Yerel marketlerden alışveriş yapan kitlenin yerel ürün hassasiyetinin olduğunu düşünürsek bu marketler ile stratejik ortaklık yapılabilir. Bütün yerel ürünlerin yer aldığı dikkat çekici bir stant tasarımı yaptırılır. Bu stantlar yerel marketlere konulur. Hafta sonu merchandize ve ürün tadım çalışmaları yapılabilir.
Şehrin insan trafiğinin yoğun olduğu bölgelerinde ve AVM’lerde ürün satışının da yapılabildiği biraz daha büyük stantlar yerleştirilir. Böylece yerli ürün bilinci oluşturulması ve daha büyük kitlelere erişim sağlanmış olur. Ayrıca bu ürünlerin yerel marketlerde bulunabildiğini belirtilmesi ile yerel marketlerin de tanıtımı yapılmış olacaktır.

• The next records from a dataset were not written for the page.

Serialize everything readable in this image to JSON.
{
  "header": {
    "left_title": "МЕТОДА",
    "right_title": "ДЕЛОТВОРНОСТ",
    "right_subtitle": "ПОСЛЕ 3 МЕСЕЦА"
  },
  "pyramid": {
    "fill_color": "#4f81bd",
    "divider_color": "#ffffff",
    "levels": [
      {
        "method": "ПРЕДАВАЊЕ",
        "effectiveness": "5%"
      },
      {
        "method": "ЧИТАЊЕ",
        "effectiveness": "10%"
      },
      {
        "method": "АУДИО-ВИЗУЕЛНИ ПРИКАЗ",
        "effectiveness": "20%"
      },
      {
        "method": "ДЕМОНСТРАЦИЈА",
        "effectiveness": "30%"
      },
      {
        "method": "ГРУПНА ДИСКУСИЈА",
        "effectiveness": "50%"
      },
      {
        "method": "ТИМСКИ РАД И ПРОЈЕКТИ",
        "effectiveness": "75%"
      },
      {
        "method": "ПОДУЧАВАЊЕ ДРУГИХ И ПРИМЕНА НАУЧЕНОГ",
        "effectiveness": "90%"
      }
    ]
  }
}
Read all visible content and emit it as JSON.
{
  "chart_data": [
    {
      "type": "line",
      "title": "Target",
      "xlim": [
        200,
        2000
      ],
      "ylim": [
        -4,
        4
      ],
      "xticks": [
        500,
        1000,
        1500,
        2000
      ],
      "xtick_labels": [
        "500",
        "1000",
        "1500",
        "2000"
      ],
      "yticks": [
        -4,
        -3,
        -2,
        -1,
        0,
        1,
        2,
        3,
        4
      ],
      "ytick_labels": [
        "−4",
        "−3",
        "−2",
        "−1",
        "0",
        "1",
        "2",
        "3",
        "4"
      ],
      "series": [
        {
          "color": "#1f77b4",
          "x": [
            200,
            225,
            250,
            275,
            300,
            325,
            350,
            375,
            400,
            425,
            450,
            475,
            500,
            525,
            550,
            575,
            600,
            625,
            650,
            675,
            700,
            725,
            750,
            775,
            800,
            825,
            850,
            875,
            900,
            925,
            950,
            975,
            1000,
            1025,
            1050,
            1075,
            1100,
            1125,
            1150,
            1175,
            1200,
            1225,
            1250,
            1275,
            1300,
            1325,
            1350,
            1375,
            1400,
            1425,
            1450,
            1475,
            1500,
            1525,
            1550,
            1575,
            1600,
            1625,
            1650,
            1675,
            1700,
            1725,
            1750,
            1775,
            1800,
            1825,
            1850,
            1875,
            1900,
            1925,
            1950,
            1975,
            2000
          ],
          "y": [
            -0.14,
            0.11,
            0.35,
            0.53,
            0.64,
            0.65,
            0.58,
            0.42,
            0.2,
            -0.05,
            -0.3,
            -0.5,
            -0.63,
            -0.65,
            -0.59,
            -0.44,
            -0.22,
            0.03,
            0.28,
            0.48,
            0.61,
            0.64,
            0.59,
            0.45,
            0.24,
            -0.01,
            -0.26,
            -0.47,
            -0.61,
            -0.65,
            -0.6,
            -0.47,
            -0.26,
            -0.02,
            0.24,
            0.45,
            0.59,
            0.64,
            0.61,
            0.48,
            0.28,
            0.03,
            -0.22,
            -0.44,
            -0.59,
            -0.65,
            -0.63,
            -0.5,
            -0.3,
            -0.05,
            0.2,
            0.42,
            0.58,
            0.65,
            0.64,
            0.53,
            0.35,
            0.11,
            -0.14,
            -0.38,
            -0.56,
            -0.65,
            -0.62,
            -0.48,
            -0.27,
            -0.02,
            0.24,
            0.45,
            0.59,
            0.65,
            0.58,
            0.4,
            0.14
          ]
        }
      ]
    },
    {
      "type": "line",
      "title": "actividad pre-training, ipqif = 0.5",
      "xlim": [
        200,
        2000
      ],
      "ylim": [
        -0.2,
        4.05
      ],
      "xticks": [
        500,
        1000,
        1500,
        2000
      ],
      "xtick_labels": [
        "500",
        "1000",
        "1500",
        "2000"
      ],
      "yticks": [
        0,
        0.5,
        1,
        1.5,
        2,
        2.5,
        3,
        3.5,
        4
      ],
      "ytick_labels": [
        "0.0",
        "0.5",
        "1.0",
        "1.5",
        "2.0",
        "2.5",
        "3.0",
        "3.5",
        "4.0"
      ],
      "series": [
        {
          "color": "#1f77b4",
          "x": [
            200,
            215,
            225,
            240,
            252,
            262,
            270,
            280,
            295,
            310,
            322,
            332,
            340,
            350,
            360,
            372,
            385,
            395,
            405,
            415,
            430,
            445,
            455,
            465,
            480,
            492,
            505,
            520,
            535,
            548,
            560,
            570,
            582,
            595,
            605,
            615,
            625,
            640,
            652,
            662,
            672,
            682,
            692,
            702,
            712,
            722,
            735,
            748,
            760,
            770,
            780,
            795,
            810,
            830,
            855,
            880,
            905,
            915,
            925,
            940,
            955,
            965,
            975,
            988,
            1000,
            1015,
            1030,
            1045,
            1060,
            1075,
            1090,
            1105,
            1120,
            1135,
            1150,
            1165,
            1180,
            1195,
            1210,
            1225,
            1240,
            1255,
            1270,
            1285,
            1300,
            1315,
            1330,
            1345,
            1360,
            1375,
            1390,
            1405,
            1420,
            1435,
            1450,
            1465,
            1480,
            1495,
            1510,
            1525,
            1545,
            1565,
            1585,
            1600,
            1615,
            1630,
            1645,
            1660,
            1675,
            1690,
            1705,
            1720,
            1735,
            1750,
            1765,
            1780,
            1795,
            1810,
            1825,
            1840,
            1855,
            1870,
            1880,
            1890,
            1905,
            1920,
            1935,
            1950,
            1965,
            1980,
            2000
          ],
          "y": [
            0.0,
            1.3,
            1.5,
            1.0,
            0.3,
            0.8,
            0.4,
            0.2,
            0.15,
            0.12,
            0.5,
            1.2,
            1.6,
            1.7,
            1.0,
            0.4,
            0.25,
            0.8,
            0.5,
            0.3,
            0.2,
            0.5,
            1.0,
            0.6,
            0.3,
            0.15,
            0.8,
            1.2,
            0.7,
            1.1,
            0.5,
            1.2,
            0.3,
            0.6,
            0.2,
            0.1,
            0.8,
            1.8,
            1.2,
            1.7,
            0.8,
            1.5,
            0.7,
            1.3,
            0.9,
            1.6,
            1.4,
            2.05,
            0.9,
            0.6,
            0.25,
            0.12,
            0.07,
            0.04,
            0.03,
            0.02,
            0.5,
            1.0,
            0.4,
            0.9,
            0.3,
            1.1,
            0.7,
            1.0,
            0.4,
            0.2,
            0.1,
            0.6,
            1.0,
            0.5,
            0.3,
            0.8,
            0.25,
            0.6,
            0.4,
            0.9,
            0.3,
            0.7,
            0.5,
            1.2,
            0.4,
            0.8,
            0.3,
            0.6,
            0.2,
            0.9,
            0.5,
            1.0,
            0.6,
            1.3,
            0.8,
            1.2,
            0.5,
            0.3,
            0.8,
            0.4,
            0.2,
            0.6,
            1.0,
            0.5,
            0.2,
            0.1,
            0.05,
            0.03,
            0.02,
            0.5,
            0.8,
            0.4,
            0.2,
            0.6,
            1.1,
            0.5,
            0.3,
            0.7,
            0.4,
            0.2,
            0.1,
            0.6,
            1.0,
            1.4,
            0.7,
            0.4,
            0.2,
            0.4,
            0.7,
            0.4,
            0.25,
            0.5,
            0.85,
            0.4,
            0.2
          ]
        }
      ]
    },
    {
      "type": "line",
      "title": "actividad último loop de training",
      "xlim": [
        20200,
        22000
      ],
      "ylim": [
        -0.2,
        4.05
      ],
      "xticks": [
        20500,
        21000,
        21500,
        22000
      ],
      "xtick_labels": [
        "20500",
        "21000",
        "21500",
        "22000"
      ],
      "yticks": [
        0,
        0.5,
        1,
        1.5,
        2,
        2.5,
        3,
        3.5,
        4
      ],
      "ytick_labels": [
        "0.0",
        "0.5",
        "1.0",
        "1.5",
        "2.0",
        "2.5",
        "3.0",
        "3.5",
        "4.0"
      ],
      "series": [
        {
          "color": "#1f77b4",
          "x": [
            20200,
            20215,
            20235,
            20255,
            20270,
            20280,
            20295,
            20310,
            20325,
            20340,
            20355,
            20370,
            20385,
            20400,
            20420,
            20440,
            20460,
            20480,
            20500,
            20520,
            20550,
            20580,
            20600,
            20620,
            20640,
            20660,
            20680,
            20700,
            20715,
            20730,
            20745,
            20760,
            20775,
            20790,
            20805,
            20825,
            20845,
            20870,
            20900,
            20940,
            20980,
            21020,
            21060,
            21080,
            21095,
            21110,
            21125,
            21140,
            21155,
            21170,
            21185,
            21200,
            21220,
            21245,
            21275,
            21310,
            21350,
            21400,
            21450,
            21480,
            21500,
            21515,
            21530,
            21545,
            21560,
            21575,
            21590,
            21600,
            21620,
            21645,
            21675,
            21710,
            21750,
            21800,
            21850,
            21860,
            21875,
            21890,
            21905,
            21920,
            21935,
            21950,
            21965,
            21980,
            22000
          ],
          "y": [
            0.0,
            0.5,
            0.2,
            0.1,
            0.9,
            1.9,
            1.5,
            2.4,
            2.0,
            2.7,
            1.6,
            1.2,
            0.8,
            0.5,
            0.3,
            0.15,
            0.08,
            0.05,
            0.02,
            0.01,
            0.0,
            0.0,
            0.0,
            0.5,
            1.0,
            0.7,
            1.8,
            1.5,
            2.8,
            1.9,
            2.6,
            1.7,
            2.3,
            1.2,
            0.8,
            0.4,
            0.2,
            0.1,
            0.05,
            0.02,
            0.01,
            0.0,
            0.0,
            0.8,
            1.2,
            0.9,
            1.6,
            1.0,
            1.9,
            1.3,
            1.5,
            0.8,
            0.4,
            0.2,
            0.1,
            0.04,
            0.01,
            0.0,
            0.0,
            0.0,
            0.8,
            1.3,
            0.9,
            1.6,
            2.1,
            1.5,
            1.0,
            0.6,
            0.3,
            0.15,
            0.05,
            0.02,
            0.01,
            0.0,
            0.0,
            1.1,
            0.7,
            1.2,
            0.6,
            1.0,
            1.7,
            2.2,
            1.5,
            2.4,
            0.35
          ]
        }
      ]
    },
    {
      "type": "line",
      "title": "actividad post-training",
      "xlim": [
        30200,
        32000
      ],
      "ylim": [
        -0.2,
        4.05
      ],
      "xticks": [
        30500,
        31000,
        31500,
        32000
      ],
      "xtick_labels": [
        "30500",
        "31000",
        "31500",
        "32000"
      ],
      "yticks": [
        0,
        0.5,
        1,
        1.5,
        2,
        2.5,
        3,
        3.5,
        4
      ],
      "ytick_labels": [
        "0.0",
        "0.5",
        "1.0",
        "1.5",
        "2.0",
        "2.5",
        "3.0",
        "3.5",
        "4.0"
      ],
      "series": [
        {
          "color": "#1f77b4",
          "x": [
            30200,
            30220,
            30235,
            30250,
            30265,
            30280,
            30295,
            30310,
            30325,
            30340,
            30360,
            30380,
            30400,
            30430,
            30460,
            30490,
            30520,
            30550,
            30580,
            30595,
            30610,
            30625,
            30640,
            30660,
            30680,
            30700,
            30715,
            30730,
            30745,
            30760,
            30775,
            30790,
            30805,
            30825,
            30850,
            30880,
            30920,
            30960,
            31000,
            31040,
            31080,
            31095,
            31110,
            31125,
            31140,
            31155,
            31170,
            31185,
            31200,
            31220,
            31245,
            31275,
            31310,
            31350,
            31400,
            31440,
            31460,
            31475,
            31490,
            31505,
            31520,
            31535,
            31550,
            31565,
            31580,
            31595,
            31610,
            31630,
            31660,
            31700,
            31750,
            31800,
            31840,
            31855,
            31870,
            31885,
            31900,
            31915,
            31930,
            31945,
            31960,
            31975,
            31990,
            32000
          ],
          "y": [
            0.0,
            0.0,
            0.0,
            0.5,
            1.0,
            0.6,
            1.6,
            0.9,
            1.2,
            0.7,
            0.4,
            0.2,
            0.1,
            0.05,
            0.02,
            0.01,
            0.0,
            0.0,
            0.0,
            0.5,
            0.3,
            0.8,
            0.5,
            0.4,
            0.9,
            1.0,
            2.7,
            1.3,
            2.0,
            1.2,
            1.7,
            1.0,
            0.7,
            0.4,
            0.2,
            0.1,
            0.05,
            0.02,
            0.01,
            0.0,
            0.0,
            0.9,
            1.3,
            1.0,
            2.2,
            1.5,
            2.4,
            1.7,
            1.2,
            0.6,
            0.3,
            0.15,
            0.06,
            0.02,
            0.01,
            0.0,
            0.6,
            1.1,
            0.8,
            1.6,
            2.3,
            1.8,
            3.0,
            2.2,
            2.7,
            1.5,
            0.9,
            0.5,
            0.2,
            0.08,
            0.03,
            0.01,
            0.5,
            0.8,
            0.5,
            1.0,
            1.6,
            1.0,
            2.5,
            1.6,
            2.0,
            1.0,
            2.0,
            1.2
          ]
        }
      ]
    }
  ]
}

Bütün bu çalışmalar bir sosyal sorumluluk çerçevesinde STK ve yerel kurumların desteği ile yapıldığında kuşkusuz çok düşük maliyetlere bu kampanya yürütülebilir. Tabi bu kampanya yapısal bir dönüşümden ziyade satış odaklı sürdürülebilir bir kampanyadır. Yapısal bir dönüşüm için işletmelerin stratejik yönetim kapasitelerini artırıcı çalışmaların yapılması gerekmektedir.
Not: Yukarıdaki fikir ve kampanyayı olduğu gibi veya geliştirerek kullanmakta özgürsünüz.
Görsel: Paşabahçe tarafından tasarlanan “Diyarbakır Surları Vazosu” 2000 adet sınırlı üretim ve el yapımıdır.